Hydrocarbon Oil (Customs & Excise) Act 1971
- Parliament of the United Kingdom
- Long title: An Act to consolidate the enactments relating to the duties of customs and excise on hydrocarbon oil, petrol substitutes and power methylated spirits.
- Citation: 1971 c. 12
- Territorial extent: United Kingdom

Dates
- Royal assent: 16 March 1971
- Commencement: 12 April 1971

Other legislation
- Amends: See § Repealed enactments
- Repeals/revokes: See § Repealed enactments
- Amended by: Customs and Excise Management Act 1979; Hydrocarbon Oil Duties Act 1979; Excise Duties (Surcharges or Rebates) Act 1979;

Status: Partially repealed

Text of statute as originally enacted

Text of the Hydrocarbon Oil (Customs & Excise) Act 1971 as in force today (including any amendments) within the United Kingdom, from legislation.gov.uk.

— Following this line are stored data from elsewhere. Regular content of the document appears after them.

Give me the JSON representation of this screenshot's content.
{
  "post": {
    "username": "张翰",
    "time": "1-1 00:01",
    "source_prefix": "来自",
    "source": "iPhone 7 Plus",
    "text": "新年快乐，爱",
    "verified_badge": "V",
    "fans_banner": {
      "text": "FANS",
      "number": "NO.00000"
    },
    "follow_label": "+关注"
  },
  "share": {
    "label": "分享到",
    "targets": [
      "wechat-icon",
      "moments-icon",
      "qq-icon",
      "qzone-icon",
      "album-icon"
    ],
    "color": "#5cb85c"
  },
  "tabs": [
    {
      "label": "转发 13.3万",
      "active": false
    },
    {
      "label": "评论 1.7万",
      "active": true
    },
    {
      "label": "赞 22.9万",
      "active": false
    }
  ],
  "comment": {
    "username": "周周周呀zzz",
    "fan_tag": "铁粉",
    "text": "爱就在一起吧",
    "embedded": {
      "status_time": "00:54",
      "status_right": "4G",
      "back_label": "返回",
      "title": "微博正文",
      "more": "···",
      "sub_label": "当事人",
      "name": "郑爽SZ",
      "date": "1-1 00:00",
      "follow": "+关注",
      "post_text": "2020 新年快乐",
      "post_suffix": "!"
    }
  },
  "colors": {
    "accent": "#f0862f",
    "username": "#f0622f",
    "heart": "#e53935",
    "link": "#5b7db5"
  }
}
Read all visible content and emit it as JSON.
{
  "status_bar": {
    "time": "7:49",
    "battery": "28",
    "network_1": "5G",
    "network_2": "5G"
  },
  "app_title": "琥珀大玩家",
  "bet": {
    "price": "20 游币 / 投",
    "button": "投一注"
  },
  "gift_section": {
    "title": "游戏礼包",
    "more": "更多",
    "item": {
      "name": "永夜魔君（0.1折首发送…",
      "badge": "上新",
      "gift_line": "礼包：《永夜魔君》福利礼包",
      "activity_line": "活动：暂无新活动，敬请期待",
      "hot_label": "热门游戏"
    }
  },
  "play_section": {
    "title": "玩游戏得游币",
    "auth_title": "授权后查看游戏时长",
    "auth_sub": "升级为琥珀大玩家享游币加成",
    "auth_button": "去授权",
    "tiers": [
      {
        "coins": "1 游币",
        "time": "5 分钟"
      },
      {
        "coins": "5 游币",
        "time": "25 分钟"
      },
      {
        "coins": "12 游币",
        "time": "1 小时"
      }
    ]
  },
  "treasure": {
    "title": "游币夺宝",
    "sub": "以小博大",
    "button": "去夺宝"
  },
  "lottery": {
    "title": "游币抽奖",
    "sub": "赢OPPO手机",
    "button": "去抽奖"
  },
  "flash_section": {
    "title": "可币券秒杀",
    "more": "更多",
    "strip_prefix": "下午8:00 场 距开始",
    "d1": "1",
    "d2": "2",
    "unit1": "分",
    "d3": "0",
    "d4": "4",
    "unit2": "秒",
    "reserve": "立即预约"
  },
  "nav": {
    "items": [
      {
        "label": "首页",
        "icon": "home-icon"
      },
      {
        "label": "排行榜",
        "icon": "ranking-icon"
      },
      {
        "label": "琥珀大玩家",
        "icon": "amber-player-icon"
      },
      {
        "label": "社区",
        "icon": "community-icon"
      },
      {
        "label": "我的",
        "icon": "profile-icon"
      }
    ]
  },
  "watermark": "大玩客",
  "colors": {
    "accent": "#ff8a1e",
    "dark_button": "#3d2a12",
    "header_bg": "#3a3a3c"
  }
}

= Hydrocarbon Oil (Customs & Excise) Act 1971 =

Act of the Parliament of the United Kingdom

The Hydrocarbon Oil (Customs & Excise) Act 1971 (c. 12) is an act of the Parliament of the United Kingdom that consolidated enactments relating to the duties of customs and excise on hydrocarbon oil, petrol substitutes and power methylated spirits in the United Kingdom.

== Repealed enactments ==
Section 24(2) of the act repealed 13 enactments, listed in schedule 7 to the act.

Enactments repealed by section 24(2)
| Citation | Short title | Extent of repeal |
|---|---|---|
| 15 & 16 Geo. 6 & 1 Eliz. 2. c. 44 | Customs and Excise Act 1952 | Sections 123 and 124. Part VI (sections 195 to 209). In section 307(1), the definition of "power methylated spirits". |
| 8 & 9 Eliz. 2. c. 44 | Finance Act 1960 | Schedule 2, Part II. |
| 9 & 10 Eliz. 2. c. 36 | Finance Act 1961 | Section 2(1). Section 3. |
| 10 & 11 Eliz. 2. c. 44 | Finance Act 1962 | Section 4. Schedule 7. |
| 1963 c. 25 | Finance Act 1963 | Section 8. |
| 1964 c. 49 | Finance Act 1964 | Section 6. Schedule 6. |
| 1964 c. 92 | Finance (No. 2) Act 1964 | Section 2. |
| 1965 c. 25 | Finance Act 1965 | Section 8. |
| 1966 c. 18 | Finance Act 1966 | Section 6. In Schedule 2, paragraph 4. |
| 1967 c. 54 | Finance Act 1967 | Section 1(5)(a). In Schedule 5, paragraph 1. |
| 1968 c. 44 | Finance Act 1968 | Section 2. |
| 1969 c. 32 | Finance Act 1969 | Section 1(3) and (5)(d). In Schedule 7, paragraphs 4 and 5. |
| 1970 c. 24 | Finance Act 1970 | Section 8. |

== Subsequent developments ==
The whole act, except section 22 and paragraphs 1 and 2 of schedule 6, were repealed by section 28(2) of, and schedule 7 to, the Hydrocarbon Oil Duties Act 1979, which came into operation on 1 April 1979.